Article Preview
Top1. Introduction
Nowadays, the image has penetrated into all aspects of our lives. It is considered an ideal object to transmit information. In particular, with the development of the Internet, the number of images continues to increase. And through the existence of multimedia technology, the image has become an important medium for transmitting modern information. Its growth rate makes the traditional management method of manual labeling more and more impossible. So, it is essential to implement algorithms that replace the human being. In this sense, we find several applications proposed in the field of image processing and artificial vision (Cevikalp & Triggs, 2017; Druzhkov & Kustikova, 2016; Zerdoumi et al., 2018) example, the detection, and tracking of objects, the classification of images etc. For now, this area of research focuses primarily on the understanding, description, and detection of objects that make up the image. Thus, to detect and identify objects in an image is essential to provide an accurate description using the appropriate descriptor for decades. Researchers have focused their efforts on the problems of detection, extraction, and classification of images (Perronnin, Sánchez & Mensink, 2010; Zhu, Wang, Mao, & Yang, 2017). Detection and feature extraction (Chen, Li, Peng, Wong, 2015; Ahmed, Irtaza, & Iqbal, 2017) are often combined to solve common problems in the field of computer vision, such as object detection and recognition, content-based image retrieval, detection and face recognition, and image classification. The methods of classifying images can be summarized in two categories:
- •
The first uses key points, for example Canny (Canny, 1986), Harris (Harris, & Stephens, 1988), Features from Accelerated Segment Test (FAST) (Rosten, & Drummond, 2006).
- •
The second uses descriptors to describe images as Local Binary Pattern (LBP) (Ojala, Pietikäinen, & Harwood, 1996), Scale-Invariant Feature Transform (SIFT) (Lowe, 1999), Speeded Up Robust Features (SURF) (Bay, Tuytelaars, & VanGool, 2006), Accelerated KAZE (A-KAZE) (Alcantarilla, Nuevo, & Bartoli, 2013).

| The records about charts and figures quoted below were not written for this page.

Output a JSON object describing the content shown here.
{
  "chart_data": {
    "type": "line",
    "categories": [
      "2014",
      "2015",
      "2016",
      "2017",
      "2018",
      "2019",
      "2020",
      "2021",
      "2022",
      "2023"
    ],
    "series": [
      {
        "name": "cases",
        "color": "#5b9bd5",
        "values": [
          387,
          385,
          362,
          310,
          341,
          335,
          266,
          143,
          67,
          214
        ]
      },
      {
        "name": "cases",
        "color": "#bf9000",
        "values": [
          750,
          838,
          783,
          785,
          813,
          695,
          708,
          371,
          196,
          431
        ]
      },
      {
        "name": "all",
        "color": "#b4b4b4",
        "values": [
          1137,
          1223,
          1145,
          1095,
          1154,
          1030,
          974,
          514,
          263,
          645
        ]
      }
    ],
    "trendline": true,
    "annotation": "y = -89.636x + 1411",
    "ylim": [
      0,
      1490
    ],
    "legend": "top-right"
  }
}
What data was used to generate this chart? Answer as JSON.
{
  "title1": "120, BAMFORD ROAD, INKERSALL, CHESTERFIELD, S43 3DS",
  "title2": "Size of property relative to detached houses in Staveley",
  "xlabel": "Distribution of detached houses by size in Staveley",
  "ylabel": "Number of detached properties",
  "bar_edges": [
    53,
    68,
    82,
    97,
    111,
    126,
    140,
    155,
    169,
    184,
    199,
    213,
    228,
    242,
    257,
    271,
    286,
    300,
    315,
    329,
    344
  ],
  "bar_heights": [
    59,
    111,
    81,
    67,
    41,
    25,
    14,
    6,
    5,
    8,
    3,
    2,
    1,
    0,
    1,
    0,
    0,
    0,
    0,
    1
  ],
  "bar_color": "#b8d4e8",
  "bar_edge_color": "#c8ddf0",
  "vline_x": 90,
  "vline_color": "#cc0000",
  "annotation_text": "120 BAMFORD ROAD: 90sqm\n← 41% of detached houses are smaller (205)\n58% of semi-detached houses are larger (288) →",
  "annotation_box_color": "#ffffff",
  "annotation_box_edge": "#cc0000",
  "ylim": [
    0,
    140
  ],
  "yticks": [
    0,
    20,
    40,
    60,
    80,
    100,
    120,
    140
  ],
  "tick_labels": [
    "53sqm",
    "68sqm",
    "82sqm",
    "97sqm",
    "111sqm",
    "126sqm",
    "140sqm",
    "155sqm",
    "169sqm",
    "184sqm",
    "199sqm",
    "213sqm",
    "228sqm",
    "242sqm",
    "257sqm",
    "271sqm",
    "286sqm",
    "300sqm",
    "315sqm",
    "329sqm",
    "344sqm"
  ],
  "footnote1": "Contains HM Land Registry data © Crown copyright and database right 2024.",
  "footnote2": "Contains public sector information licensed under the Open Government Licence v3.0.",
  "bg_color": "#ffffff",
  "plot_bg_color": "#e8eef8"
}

On the other hand, the image classification is a challenging problem due to the complexity and the variety of images (Hsu, Chen, & Huang, 2015). Our aim in this paper is to improve the image classification process combining visual and spatial information. The classification of images is based on two very important aspects: descriptors and classifiers. Descriptors are feature vectors that can represent an image. One of the most efficiency ways to represent an image is Bag of Features (BoF) Csurka, Dance, Fan, Willamowski, & Bray, 2004). BoF has become popular in image classification. This model extracts local characteristics and quantifies them in discrete 'visual words'. Then, a histogram associated with this image is defined from the BoF. It was introduced for the first time to analyze text, then expanded to represent images by the frequency of visual words (features) using the K-means classification algorithm. Otherwise, the description of the images using the BoF is limited because it does not preserve spatial information objects in the image. To overcome this problem, we suggest using Spatial Pyramid Matching (SPM) (Lazebnik, Schmid, & Ponce, 2006). This method is very effective for capturing spatial information of objects. SPM considers that the spatial information of the BoF model represented in pyramidal form gives good results. Detecting features and extracting descriptors in an image can be done by using feature extractor algorithms (for example, SIFT, SURF, etc.).